Inevitably as the year winds down, traders are caught in the decision of whether they should “take it easy” or step it up to “finish with a bang.” Unfortunately, I don’t have the perfect answer, but thanks to the legendary baseball player Ted Williams aka “The Splendid Splinter,” I do have some insights on how he thought about these things and as a result, how you, as a trader can think about them.
I continue to believe that "taking yourself out of the game" is not the right answer unless under specific circumstances where the mental/emotional damage caused by losing money outweighs the feelings of success you would experience by continuing to trade.
With that said, you have to ask yourself, "If I only made the highest quality of trades - how will I feel about the outcome if I make/lose money?"
In general, traders do not mind losing money (they understand it is a necessary part of the game) - what they do mind is losing money doing the "wrong" things such as being sloppy, undisciplined, etc.
You really have to know yourself and ask yourself how you are going to feel about the situation two weeks down the road, if you made great trades but lost money?....as that is a possibility.
Lesson from the “Splendid Splinter”
In 1941, Ted Williams was batting .39955 (which rounded up to .400) with 2 games left in the season. His manager, Joe Cronin, suggested Ted sit out the last two games (a double header against Philly) so he could end the season batting .400, which by the way was a remarkable feat, as all baseball minded people know.
Ted's response was "I don’t want to hit .400 that way." He refused to be benched and went 6 for 8 in the last two games, finishing his season with a .406 batting average.
The lesson for traders and the real question is....if Ted had gone 0 for 8 in the last two games and ended the season UNDER .400, would he have regretted his decision?
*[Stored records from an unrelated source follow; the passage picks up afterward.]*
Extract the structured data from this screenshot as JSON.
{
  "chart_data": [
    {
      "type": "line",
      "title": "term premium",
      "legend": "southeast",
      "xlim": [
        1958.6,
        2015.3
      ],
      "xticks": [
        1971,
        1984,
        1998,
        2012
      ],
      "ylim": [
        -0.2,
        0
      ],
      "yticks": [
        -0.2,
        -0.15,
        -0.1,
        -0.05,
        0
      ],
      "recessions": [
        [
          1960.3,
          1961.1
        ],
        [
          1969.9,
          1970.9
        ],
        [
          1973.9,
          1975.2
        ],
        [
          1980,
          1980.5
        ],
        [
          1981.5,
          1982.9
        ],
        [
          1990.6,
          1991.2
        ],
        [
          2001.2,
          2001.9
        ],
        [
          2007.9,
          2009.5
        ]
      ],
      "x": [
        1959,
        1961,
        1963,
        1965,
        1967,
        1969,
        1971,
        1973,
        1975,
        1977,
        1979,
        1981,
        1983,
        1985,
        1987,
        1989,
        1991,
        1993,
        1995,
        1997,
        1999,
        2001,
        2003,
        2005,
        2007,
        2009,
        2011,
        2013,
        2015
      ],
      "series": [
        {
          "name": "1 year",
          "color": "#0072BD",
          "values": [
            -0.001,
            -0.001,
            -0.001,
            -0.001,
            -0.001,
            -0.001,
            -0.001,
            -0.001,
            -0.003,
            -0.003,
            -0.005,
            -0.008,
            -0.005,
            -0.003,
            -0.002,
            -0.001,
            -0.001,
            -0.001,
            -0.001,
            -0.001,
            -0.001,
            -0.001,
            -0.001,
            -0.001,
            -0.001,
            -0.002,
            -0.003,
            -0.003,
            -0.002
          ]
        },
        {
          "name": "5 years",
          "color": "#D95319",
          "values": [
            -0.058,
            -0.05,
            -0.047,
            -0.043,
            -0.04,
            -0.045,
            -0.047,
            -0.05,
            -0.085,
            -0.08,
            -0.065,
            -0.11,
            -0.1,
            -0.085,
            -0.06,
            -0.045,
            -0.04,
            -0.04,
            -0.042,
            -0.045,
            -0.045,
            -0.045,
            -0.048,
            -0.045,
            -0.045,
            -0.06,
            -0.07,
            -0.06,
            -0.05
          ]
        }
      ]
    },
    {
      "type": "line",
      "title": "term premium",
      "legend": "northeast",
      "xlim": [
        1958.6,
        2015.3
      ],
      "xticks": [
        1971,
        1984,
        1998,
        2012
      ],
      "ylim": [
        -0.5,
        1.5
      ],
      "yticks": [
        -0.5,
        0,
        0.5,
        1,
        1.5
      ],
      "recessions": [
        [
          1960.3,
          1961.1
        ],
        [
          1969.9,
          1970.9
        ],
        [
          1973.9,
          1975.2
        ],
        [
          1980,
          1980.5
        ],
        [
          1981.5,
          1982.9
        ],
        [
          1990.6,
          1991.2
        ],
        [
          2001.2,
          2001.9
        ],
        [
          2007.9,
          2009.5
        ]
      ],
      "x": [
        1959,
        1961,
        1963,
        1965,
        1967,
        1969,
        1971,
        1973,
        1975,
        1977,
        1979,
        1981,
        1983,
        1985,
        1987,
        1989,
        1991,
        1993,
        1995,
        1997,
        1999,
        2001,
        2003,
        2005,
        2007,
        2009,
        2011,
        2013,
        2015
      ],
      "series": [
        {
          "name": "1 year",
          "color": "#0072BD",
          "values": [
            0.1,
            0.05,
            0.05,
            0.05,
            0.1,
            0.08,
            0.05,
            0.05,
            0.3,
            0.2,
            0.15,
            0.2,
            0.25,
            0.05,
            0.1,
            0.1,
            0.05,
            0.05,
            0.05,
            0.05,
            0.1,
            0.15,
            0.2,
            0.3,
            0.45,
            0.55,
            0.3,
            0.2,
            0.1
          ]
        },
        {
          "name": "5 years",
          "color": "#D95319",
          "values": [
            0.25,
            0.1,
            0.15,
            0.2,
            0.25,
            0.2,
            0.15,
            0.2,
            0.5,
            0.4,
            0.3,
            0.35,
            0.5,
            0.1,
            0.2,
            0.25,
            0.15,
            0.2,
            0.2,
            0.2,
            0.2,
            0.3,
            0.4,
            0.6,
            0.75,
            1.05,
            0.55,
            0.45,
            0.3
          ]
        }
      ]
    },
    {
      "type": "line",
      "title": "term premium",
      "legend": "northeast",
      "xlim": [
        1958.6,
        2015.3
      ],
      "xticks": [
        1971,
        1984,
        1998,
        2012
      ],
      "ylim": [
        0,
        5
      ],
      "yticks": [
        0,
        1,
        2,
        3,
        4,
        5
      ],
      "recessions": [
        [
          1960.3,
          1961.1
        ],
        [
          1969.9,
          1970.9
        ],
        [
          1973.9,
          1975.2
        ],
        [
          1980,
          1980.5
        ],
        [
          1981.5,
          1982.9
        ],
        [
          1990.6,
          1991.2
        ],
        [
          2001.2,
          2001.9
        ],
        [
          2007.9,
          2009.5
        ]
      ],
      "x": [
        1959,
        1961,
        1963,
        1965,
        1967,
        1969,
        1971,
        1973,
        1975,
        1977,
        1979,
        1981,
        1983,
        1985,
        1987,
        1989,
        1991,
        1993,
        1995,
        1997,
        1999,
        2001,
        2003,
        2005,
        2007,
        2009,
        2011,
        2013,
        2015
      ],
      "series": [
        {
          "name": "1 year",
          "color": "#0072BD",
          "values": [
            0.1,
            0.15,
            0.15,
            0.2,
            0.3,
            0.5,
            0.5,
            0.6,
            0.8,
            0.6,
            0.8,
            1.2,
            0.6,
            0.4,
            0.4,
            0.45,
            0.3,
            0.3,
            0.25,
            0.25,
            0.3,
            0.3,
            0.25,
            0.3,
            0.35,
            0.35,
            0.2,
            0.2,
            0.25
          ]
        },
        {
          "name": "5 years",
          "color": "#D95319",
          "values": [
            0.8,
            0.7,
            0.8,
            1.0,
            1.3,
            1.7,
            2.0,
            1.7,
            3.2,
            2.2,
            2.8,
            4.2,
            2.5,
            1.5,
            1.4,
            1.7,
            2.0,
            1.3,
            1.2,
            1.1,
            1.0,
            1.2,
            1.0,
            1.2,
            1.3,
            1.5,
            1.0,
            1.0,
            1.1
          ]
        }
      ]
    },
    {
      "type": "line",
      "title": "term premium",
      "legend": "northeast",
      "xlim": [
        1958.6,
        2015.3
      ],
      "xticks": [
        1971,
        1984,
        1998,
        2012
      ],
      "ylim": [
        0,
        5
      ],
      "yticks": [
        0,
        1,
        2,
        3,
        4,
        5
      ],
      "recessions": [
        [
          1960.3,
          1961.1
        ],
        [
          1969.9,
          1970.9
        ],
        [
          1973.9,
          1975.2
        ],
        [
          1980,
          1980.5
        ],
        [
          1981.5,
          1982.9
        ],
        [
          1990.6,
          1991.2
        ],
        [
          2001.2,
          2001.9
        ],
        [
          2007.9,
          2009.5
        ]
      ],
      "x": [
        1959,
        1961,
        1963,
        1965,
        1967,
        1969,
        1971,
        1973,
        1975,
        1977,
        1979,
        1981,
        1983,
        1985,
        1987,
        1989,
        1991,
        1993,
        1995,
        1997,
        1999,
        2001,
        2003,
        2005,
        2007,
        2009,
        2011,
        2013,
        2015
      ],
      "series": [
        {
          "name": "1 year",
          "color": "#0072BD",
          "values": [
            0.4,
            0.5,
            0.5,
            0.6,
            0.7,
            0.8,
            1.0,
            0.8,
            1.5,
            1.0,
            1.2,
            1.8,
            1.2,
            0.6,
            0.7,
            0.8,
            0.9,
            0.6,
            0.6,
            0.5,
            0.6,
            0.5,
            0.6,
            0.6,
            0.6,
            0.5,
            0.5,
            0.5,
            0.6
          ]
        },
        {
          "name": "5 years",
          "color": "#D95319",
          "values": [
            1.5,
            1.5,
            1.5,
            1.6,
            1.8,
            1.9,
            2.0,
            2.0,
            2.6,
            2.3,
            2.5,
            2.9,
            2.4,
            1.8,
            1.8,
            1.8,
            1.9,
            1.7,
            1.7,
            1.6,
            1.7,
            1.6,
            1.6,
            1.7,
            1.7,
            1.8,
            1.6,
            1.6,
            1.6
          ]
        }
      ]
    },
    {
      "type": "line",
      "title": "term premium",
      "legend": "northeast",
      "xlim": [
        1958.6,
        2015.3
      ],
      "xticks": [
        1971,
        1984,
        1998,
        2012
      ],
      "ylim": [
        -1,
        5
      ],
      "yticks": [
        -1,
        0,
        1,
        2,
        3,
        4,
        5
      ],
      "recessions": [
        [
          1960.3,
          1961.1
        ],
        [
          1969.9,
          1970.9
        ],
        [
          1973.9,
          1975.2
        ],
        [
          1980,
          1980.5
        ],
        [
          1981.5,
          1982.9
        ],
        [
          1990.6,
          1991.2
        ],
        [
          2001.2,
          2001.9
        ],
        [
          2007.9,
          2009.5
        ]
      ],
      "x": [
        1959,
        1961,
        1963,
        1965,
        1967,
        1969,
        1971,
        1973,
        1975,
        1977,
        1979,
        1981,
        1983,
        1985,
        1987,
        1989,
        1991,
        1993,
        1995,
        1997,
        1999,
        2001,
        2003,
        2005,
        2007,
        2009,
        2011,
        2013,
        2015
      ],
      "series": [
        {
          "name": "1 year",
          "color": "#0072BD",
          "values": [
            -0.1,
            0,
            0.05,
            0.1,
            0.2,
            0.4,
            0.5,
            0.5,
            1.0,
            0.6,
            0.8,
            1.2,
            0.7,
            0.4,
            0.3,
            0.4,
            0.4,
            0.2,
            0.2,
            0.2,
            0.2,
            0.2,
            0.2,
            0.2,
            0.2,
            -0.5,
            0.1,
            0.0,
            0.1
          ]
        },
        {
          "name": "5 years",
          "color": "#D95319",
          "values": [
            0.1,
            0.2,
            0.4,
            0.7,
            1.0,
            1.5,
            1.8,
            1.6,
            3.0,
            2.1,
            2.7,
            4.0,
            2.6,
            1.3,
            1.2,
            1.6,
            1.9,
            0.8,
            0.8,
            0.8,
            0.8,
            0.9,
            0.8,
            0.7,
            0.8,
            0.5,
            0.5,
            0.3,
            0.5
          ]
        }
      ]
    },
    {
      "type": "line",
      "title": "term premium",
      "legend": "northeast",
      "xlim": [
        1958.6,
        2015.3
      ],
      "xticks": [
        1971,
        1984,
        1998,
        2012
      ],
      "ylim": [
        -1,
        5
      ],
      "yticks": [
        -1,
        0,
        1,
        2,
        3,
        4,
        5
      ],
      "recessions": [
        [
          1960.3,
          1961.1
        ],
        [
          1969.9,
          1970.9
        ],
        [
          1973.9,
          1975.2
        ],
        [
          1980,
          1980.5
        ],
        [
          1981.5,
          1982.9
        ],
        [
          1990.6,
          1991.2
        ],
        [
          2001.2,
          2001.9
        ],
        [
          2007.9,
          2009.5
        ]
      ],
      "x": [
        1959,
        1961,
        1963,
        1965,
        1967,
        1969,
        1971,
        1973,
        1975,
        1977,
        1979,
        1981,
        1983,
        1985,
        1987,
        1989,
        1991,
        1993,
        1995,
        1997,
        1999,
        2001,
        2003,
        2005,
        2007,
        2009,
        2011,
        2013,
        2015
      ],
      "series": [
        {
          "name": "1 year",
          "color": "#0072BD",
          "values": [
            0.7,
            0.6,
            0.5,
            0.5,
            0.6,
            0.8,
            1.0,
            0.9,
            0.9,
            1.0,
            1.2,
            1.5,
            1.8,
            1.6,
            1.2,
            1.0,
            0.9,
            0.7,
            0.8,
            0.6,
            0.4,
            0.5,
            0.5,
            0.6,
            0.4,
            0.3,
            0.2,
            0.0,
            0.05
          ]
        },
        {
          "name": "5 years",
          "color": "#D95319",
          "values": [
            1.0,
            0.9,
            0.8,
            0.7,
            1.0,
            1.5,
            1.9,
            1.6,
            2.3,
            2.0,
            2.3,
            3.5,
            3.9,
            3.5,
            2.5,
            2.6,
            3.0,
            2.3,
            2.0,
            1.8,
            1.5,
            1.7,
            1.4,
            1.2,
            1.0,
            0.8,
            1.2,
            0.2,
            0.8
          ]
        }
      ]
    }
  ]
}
I think the answer is "No."
Ted had a passion for the game, strong internal confidence and was willing to accept whatever outcome may have resulted from his decision. Fact is he wanted to hit .400 but he did not want to achieve it by hiding.
Now, only you know if playing in the last two games of season is the right decision for you. Ted made the right choice for HIM but in a game as difficult as trading; sometimes sitting on the bench is the exact right thing to do. The bat is in your hands and the choice is yours to make…just be comfortable with what the consequences may be before you make that decision.